All of my life I have been a lover of words. I love spoken, sung, written or recited. Words can build up or tear down, be beautiful or ugly. Words convey emotion, action and description and I can’t get enough of them. When I was young, I would ask so many questions. Everything from how things worked to why things happened in certain ways. My parents probably got tired of that and put a book in my hand. Once I started reading, I devoured every book in our school library and then some. Anne of Green Gables, Little House on the Prairie: check, check. As I grew, so did my love for books. Since we moved around a lot, I had a hard time keeping friends, but book friends were always close. I never lost my love for words and when the opportunity came to share them with Charleston Moms Blog, I couldn’t wait.
I’m a bit of a free thinker, even though I’m mainly conservative; but when the idea came to write a children’s book, I jumped on it.

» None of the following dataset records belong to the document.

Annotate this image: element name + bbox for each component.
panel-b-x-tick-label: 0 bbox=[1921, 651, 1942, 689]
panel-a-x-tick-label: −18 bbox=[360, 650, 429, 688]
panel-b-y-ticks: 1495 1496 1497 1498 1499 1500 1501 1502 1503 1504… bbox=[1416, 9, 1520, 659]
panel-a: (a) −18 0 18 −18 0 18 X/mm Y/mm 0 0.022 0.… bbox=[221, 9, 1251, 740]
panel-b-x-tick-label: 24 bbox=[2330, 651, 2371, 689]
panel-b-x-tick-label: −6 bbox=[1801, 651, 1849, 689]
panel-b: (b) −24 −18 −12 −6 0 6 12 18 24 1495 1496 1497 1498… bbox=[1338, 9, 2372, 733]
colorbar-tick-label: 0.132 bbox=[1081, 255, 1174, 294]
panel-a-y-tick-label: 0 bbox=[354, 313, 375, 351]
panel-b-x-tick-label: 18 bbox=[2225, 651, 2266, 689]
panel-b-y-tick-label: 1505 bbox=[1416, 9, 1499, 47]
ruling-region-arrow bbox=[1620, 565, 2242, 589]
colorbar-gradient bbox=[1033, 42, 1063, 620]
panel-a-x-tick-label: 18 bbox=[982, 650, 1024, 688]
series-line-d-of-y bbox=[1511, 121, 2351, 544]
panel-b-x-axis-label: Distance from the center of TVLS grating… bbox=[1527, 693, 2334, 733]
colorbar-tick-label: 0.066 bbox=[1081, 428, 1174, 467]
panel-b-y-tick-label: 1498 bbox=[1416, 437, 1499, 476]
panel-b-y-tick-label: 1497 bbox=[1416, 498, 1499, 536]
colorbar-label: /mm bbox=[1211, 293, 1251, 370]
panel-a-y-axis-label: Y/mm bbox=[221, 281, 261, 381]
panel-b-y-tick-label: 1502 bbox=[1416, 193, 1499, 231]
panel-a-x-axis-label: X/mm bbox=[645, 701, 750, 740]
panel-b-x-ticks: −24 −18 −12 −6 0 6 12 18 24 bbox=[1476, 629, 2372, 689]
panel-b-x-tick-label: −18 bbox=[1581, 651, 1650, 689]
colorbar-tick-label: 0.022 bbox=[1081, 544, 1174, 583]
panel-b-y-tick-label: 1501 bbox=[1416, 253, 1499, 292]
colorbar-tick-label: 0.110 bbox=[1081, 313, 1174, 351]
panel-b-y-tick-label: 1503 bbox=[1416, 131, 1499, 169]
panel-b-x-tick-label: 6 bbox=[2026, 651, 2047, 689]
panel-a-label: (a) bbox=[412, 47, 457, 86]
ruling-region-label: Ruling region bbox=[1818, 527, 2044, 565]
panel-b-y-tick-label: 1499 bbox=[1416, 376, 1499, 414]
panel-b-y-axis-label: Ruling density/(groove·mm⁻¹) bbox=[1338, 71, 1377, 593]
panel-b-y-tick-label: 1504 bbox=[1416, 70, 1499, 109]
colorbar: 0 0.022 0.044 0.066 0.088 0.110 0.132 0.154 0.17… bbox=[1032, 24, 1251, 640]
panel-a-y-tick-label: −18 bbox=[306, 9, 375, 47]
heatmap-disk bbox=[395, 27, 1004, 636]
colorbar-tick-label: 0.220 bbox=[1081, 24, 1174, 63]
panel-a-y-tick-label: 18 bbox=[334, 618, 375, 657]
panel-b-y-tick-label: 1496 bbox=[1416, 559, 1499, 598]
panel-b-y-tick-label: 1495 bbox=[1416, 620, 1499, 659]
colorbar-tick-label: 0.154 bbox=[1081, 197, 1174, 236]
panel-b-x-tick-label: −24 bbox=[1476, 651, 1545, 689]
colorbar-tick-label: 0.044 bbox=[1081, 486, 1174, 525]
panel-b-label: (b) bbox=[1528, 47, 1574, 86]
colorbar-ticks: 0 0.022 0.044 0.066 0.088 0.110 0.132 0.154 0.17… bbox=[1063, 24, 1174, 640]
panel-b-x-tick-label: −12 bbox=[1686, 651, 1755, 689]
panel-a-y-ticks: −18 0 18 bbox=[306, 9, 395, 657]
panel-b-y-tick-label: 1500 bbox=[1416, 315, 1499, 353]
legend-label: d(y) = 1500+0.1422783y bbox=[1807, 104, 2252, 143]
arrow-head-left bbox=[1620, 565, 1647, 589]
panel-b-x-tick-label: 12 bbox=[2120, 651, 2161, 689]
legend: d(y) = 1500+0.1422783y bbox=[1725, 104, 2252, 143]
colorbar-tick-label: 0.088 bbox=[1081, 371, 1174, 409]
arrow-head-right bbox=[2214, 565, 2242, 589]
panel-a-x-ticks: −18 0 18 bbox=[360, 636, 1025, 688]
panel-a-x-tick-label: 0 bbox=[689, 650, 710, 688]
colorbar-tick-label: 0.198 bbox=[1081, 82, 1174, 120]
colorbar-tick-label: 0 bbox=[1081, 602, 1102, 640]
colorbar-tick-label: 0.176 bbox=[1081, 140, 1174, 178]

The idea hit me like a ton of bricks and I couldn’t put my pen down until I was done.
Proudly, I typed it on a Word Document and printed it up to show a few friends. Several loved it, and one even cried! They all said that it should be published. I agreed and decided to bring the book to life through publishing. Every movie that I have ever seen about writers proves that the publishing company would write me a big fat advance check and then they would do all of the hard work of marketing the book. Then I would get paid millions. Right??
How self-publishing actually works
The first publishing company that I called sent me a form requesting that I send them the manuscript, and then they would tell me how much that I needed to invest…WHAT? The next publishing company I called said that I would need to pay them $1,700 for their services as a partial self-publisher, not including the illustrations or marketing. Here’s the thing, even if I did have an extra $1,700 laying around to give a publishing company, I didn’t want to just hand it over unless I knew exactly where the money was going to. I inquired if I could illustrate the book myself, and was told that it had to be reviewed before they would put their name on it as the publisher. I get it, I really do, but still wondered if there was a better way…
I decided to look into real self-publishing and watched a ton of YouTube Videos. Some helpful ones I found were:
After hours of watching videos and taking notes, I decided to try to self-publish my book. I used Createspace.com as my platform for publishing, since there is little to no upfront cost, but then that meant that my daughter, Lily and I would be the ones illustrating the whole thing. So we set up the dining table as our central command center and got to work. We knew what we needed as characters went and started from there. Everything used in the making of the art and the book was from our art supply. Eventually, things started coming together and we were able to make some great art. One of my favorite pages couldn’t be used because there wasn’t enough space for words. But, you live and learn.
After many hours of trial and error, and several uploads, our book was finally ready to Proof, which is basically printing one just to see what it looks like.
Making it happen!
Let me tell you, the best way to proofread a book is to read it with my six-year-old son. He reads every word for what it is, and not what I thought I wrote. After a few tweaks, copyrights, Library of Congress stuff, and much prayer, I am happy to say that Why Did You Make Mosquitos? is now available for purchase on Amazon.
Concept to completion took about two months, but now I am not only a published blogger, but also an author! And since I have discovered how the process works, I am already (mostly) done with my next book! Luckily, there will be no need for illustrations. Whew!
I am so happy that I stuck with this writing process and I love that, as an author, I have an even greater platform for the words I love to share.